RETRATOS-OS-MONTES

            Essa pincelada cor de alcatrão que serpenteia de forma confusa profundos montes e altos vales segue uma direção, incerta, como uma ruga num terno rosto. Desperto-me a segui-la, num estado hipnótico, a sua silhueta sem fim, as suas demasiadas curvas e o enlevo que causam em mim! Talvez nem sejam as curvas, talvez nem seja o jeito do pintor, talvez… Talvez seja somente a força que a curva, a rude tela que a suporta, o olhar que a ignora.
            Segue, continua seguindo, presa a um só destino, cobrando a todos que nela se aventuram esse seu castigo. E forçado à sua vontade num sentido só, sigo, sigo por vários caminhos sem que ela o descubra, sigo no silêncio por lugares distantes tão distantes quanto a memória.
            Devaneio percorrendo contornos vários, luzes e sombras, encontro o horizonte oculto nos lugares da imaginação, esse traço do infinito, procuro infinitamente perdido nos recantos infinitos desses vários contornos. Incessante busca, obsessiva, compulsivamente faminta de um infinito sem fim, só mais um pouco… vou-te alcançar! Um pouco mais… E essa tua quase ausência é uma quase presença, nesta quase certeza de que te escondes desta quase incerteza de que serás encontrado. És a chama que chama, como o fumo das muitas chamas que me chamam até ti, que me chamam até ali, ou até acolá e de novo aqui, sinto que saí e fui por aí, por ali e por acolá...
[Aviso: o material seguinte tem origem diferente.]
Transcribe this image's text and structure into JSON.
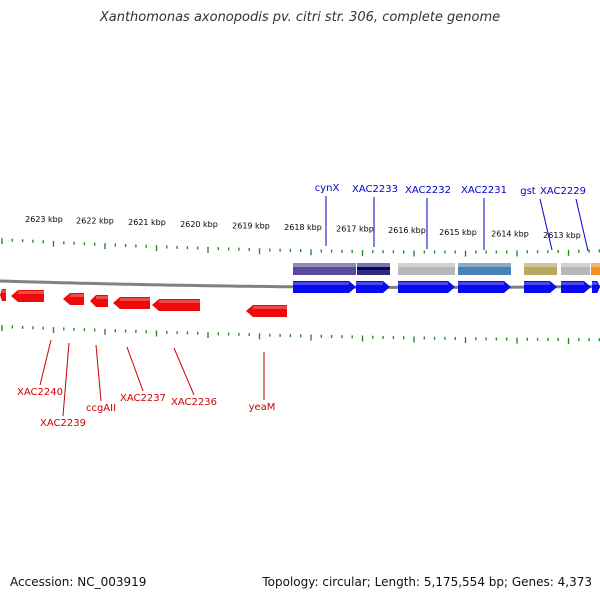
{
  "title": "Xanthomonas axonopodis pv. citri str. 306, complete genome",
  "footer": {
    "accession": "Accession: NC_003919",
    "summary": "Topology: circular; Length: 5,175,554 bp; Genes: 4,373"
  },
  "colors": {
    "forward_gene": "#0a0aee",
    "reverse_gene": "#ee0a0a",
    "tick": "#2a8a2a",
    "backbone": "#808080",
    "forward_label": "#0000cc",
    "reverse_label": "#cc0000"
  },
  "ruler_labels": [
    "2623 kbp",
    "2622 kbp",
    "2621 kbp",
    "2620 kbp",
    "2619 kbp",
    "2618 kbp",
    "2617 kbp",
    "2616 kbp",
    "2615 kbp",
    "2614 kbp",
    "2613 kbp"
  ],
  "forward_genes": [
    "cynX",
    "XAC2233",
    "XAC2232",
    "XAC2231",
    "gst",
    "XAC2229"
  ],
  "reverse_genes": [
    "XAC2240",
    "XAC2239",
    "ccgAII",
    "XAC2237",
    "XAC2236",
    "yeaM"
  ],
  "cog_colors": [
    "#5a4b9a",
    "#2d2d7a",
    "#b8b8b8",
    "#4a82b4",
    "#b8a860",
    "#b8b8b8",
    "#f09020"
  ]
}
            Inquietude?! Desminto! Curiosidade?! Consinto! Nostalgia?! Sinto! Cada passo é recordado, cada traço é redesenhado, cada memória é recortada, e de mim, vou continuando sem que o eco do encantamento me deixe verdadeiramente partir… Escuta-se sussurrantemente, num segredo inviolado, um ninfático engodo dourado que encanta, seduzindo o trilho que me leva até si, majestoso, altivo e eternamente enamorado. Impõe-se lá no fundo, deleitando-se sem vergonha a um amor maior, aquele que o verga, aquele que o sossega, aquele que o impera, o mesmo que apazigua o seu clamor e à minha chegada silencia o seu choro, e de novo orgulhoso se faz imenso, distante, frio, cauteloso, forçando o adeus na esperança de um regresso. E como dois tímidos apaixonados, denunciados pelo rubor do rosto, num toque inocentemente premeditado, se afastam de olhar fincado um no outro, tentando abreviar a distância que sinfonicamente os separa.
            Tão minúsculo e mundano me sinto que a própria saudade me atraiçoa e o que ela apregoa rapidamente profano, e encorajado pela soberba deixo-me levar num comboio celestial… Ele, que rasga a toda a força a aparente frieza granítica, ele que berra estrondosamente quebrando o silêncio aparente, e então ele avança agilmente, sem o pintor presente, por esse quadro inacabado, quieto, estampado!
            Sou transportado e apenas me é cobrado que permaneça atento à irresistível distração, que me faz ausente, má companhia de viagem, deixando-me levar por esse tapete enrugado que reflete as suas gentes, as mesmas que contrariamente ao seu destino e num satírico esforço o rejuvenescem… Resiste e persiste, orgulhoso de si, numa egoísta impetuosidade, menosprezando os que num zelo (in)glório o enobrecem e admiravelmente num humilde reconhecimento, brotado de nobres mãos tolhidas lapidadas do seu ríspido carácter, as mesmas que o moldaram e o largaram, como ao filho pródigo que não regressa a casa, abraça em seu leito numa paz eterna tão servil amor.
            Estende-se lá no alto, por uma paleta, tão diversa quanto a distância que percorre. Uma paleta de cores e de cheiros! Afrodisíacos perfumes que me enlevam e levam por esse infinito, essa combinação sem fim, como que um horizonte que fracasso em alcançar. E sigo… Saltitando, galgando léguas e montes, caminhos sem destino outrora destinados às raízes de muitas paixões. E de novo…Entro por uma porta, abre-se o cheiro da terra fresca, o sabor do granítico, o aconchego dos tempos, a gentileza dos montes, a sabedoria dos caminhos e a luz das memórias… alucinante memória… Aquela memória de tempos nunca conhecidos, trilhos nunca percorridos, vidas nunca vividas, memórias nunca esquecidas!